Pronunciamento de José Fogaça em 27/08/1999
Discurso no Senado Federal
REFLEXÕES SOBRE AS LIÇÕES LEGADAS A SOCIEDADE BRASILEIRA PELA 'MARCHA DOS 100 MIL'.
- Autor
- José Fogaça (PMDB - Movimento Democrático Brasileiro/RS)
- Nome completo: José Alberto Fogaça de Medeiros
- Casa
- Senado Federal
- Tipo
- Discurso
- Resumo por assunto
-
MOVIMENTO TRABALHISTA.:
- REFLEXÕES SOBRE AS LIÇÕES LEGADAS A SOCIEDADE BRASILEIRA PELA 'MARCHA DOS 100 MIL'.
- Aparteantes
- Gilberto Mestrinho.
- Publicação
- Publicação no DSF de 28/08/1999 - Página 22392
- Assunto
- Outros > MOVIMENTO TRABALHISTA.
- Indexação
-
- ANALISE, RESULTADO, OBJETIVO, MANIFESTAÇÃO COLETIVA, MARCHA, BRASILIA (DF), DISTRITO FEDERAL (DF), PROTESTO, POLITICA ECONOMICO FINANCEIRA, GOVERNO.
O SR. JOSÉ FOGAÇA
(PMDB - RS. Pronuncia o seguinte discurso.
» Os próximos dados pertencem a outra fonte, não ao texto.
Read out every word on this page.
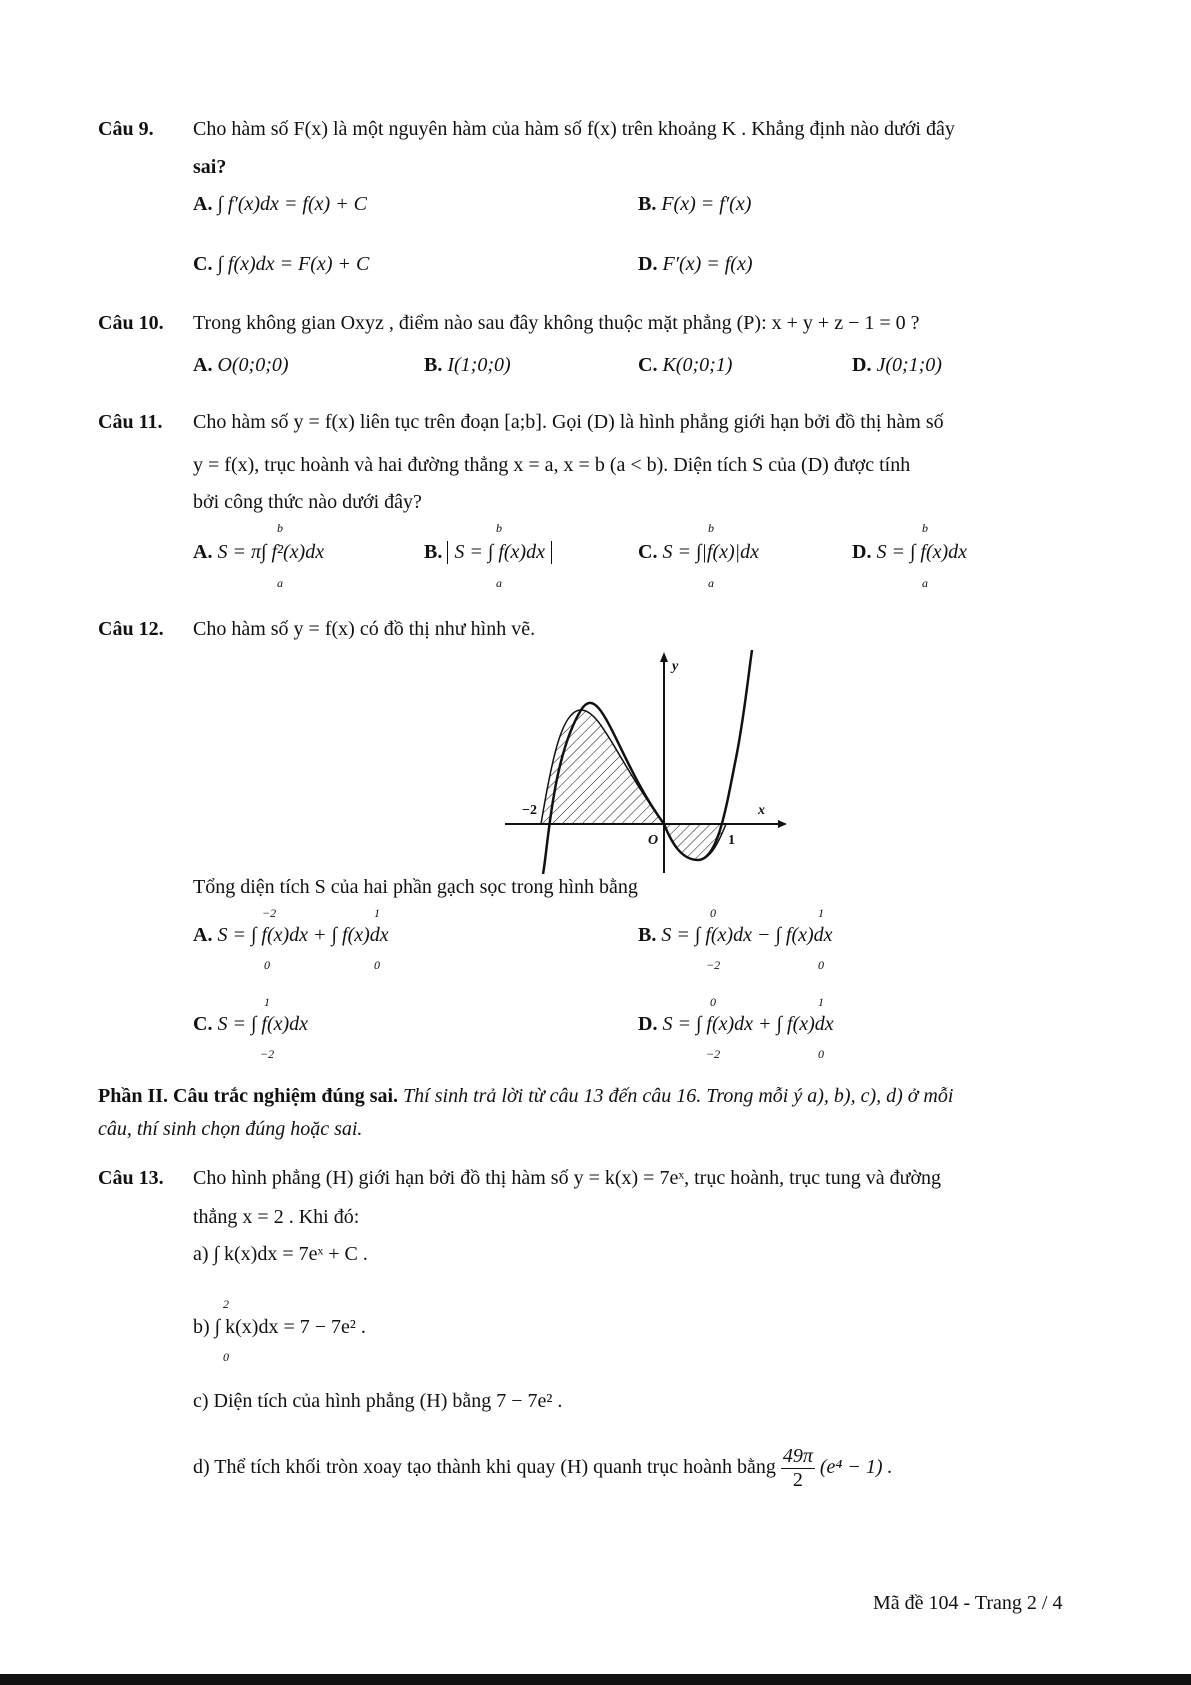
Câu 9. Cho hàm số F(x) là một nguyên hàm của hàm số f(x) trên khoảng K . Khẳng định nào dưới đây
sai?
A. ∫ f′(x)dx = f(x) + C	B. F(x) = f′(x)
C. ∫ f(x)dx = F(x) + C	D. F′(x) = f(x)
Câu 10. Trong không gian Oxyz , điểm nào sau đây không thuộc mặt phẳng (P): x + y + z − 1 = 0 ?
A. O(0;0;0)	B. I(1;0;0)	C. K(0;0;1)	D. J(0;1;0)
Câu 11. Cho hàm số y = f(x) liên tục trên đoạn [a;b]. Gọi (D) là hình phẳng giới hạn bởi đồ thị hàm số
y = f(x), trục hoành và hai đường thẳng x = a, x = b (a < b). Diện tích S của (D) được tính
bởi công thức nào dưới đây?
A. S = π∫ f²(x)dx
b
a
B. S = ∫ f(x)dx
b
a
C. S = ∫|f(x)|dx
b
a
D. S = ∫ f(x)dx
b
a
Câu 12. Cho hàm số y = f(x) có đồ thị như hình vẽ.
y
x
O
−2
1
Tổng diện tích S của hai phần gạch sọc trong hình bằng
A. S = ∫ f(x)dx + ∫ f(x)dx
−2
0
1
0
B. S = ∫ f(x)dx − ∫ f(x)dx
0
−2
1
0
C. S = ∫ f(x)dx
1
−2
D. S = ∫ f(x)dx + ∫ f(x)dx
0
−2
1
0
Phần II. Câu trắc nghiệm đúng sai. Thí sinh trả lời từ câu 13 đến câu 16. Trong mỗi ý a), b), c), d) ở mỗi
câu, thí sinh chọn đúng hoặc sai.
Câu 13. Cho hình phẳng (H) giới hạn bởi đồ thị hàm số y = k(x) = 7eˣ, trục hoành, trục tung và đường
thẳng x = 2 . Khi đó:
a) ∫ k(x)dx = 7eˣ + C .
b) ∫ k(x)dx = 7 − 7e² .
2
0
c) Diện tích của hình phẳng (H) bằng 7 − 7e² .
d) Thể tích khối tròn xoay tạo thành khi quay (H) quanh trục hoành bằng $\frac{49\pi}{2} (e^4 - 1)$ .
Mã đề 104 - Trang 2 / 4
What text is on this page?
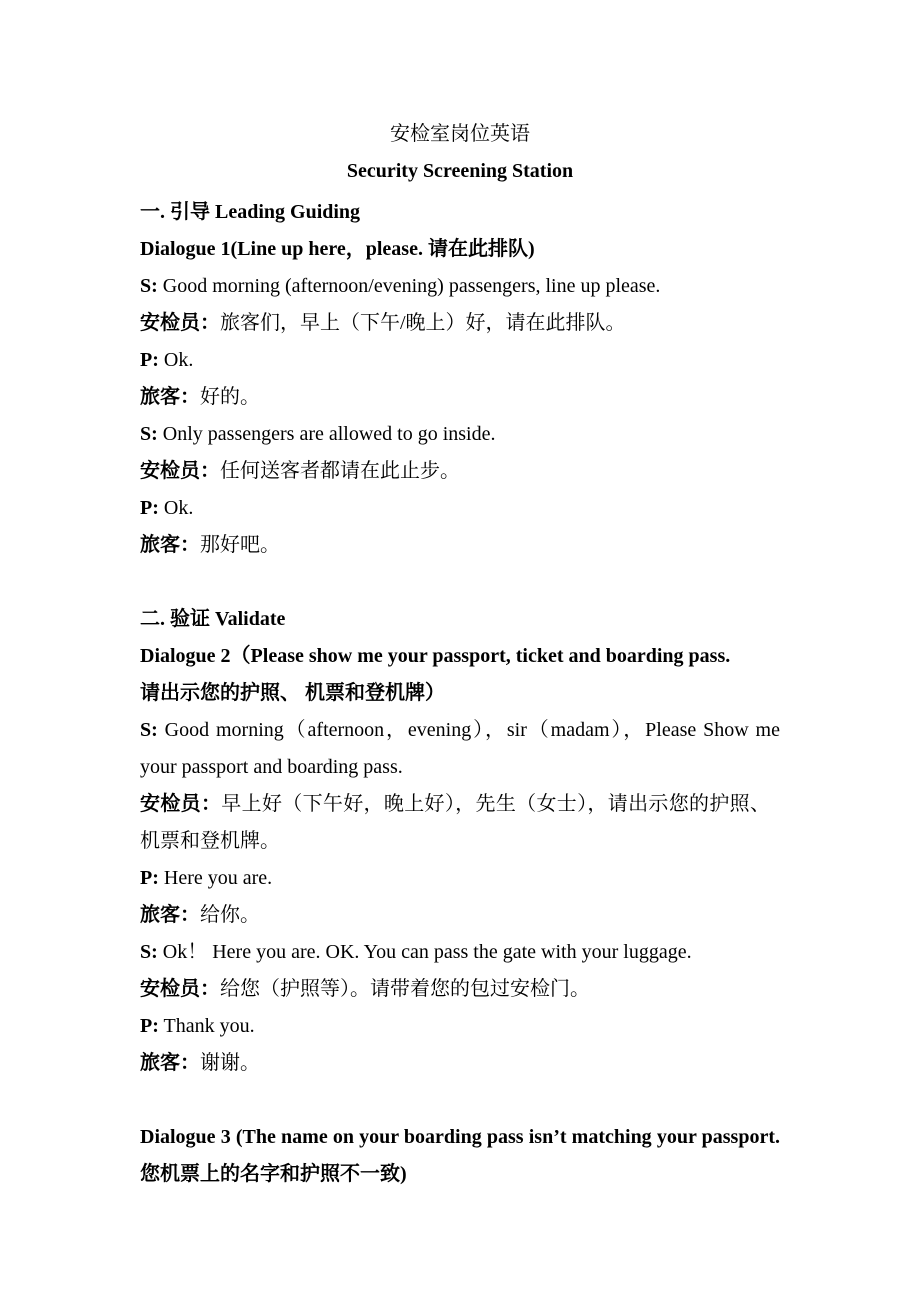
安检室岗位英语
Security Screening Station
一. 引导 Leading Guiding
Dialogue 1(Line up here，please. 请在此排队)
S: Good morning (afternoon/evening) passengers, line up please.
安检员：旅客们，早上（下午/晚上）好，请在此排队。
P: Ok.
旅客：好的。
S: Only passengers are allowed to go inside.
安检员：任何送客者都请在此止步。
P: Ok.
旅客：那好吧。
二. 验证 Validate
Dialogue 2（Please show me your passport, ticket and boarding pass.
请出示您的护照、 机票和登机牌）
S: Good morning（afternoon，evening），sir（madam），Please Show me your passport and boarding pass.
安检员：早上好（下午好，晚上好），先生（女士），请出示您的护照、机票和登机牌。
P: Here you are.
旅客：给你。
S: Ok！ Here you are. OK. You can pass the gate with your luggage.
安检员：给您（护照等）。请带着您的包过安检门。
P: Thank you.
旅客：谢谢。
Dialogue 3 (The name on your boarding pass isn’t matching your passport.您机票上的名字和护照不一致)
Sem revisão do orador.) - Sr. Presidente, Srªs e Srs. Senadores, nós temos a obrigação de, após um acontecimento tão importante como o de ontem, vir a esta tribuna, ao plenário do Senado, para trazer as nossas reflexões, porque, afinal de contas, foi este o mandato e é esta a tarefa que, em princípio, e que, basicamente, a população dos nossos Estados nos confere, ou seja, não nos omitirmos diante dos fatos e expressarmos o nosso pensamento.
Em primeiro lugar, Sr. Presidente, eu gostaria de dizer que o mais importante de uma manifestação como essa, de um evento dessa natureza, é aquilo que dele podemos extrair, aquilo que dele podemos tirar como aprendizado, como lição, talvez até num sentido um pouco diferente daquele que os latinos usavam para a palavra experiência. Experiência significa aprender com a morte, que vem do latim experire , que é uma variante de exspirare. Para os antigos romanos, experiência é aprender com a morte. Por isso é que algumas pessoas resistem tanto em aprender com a experiência, em tirar lição dos fatos. Talvez por isso. Mas para nós, aqui, é importante, neste momento, nos valermos da experiência e tentar fazer algumas reflexões, tentar aprender com a vida, que é o novo sentido que devemos dar a essa palavra, a esse conceito.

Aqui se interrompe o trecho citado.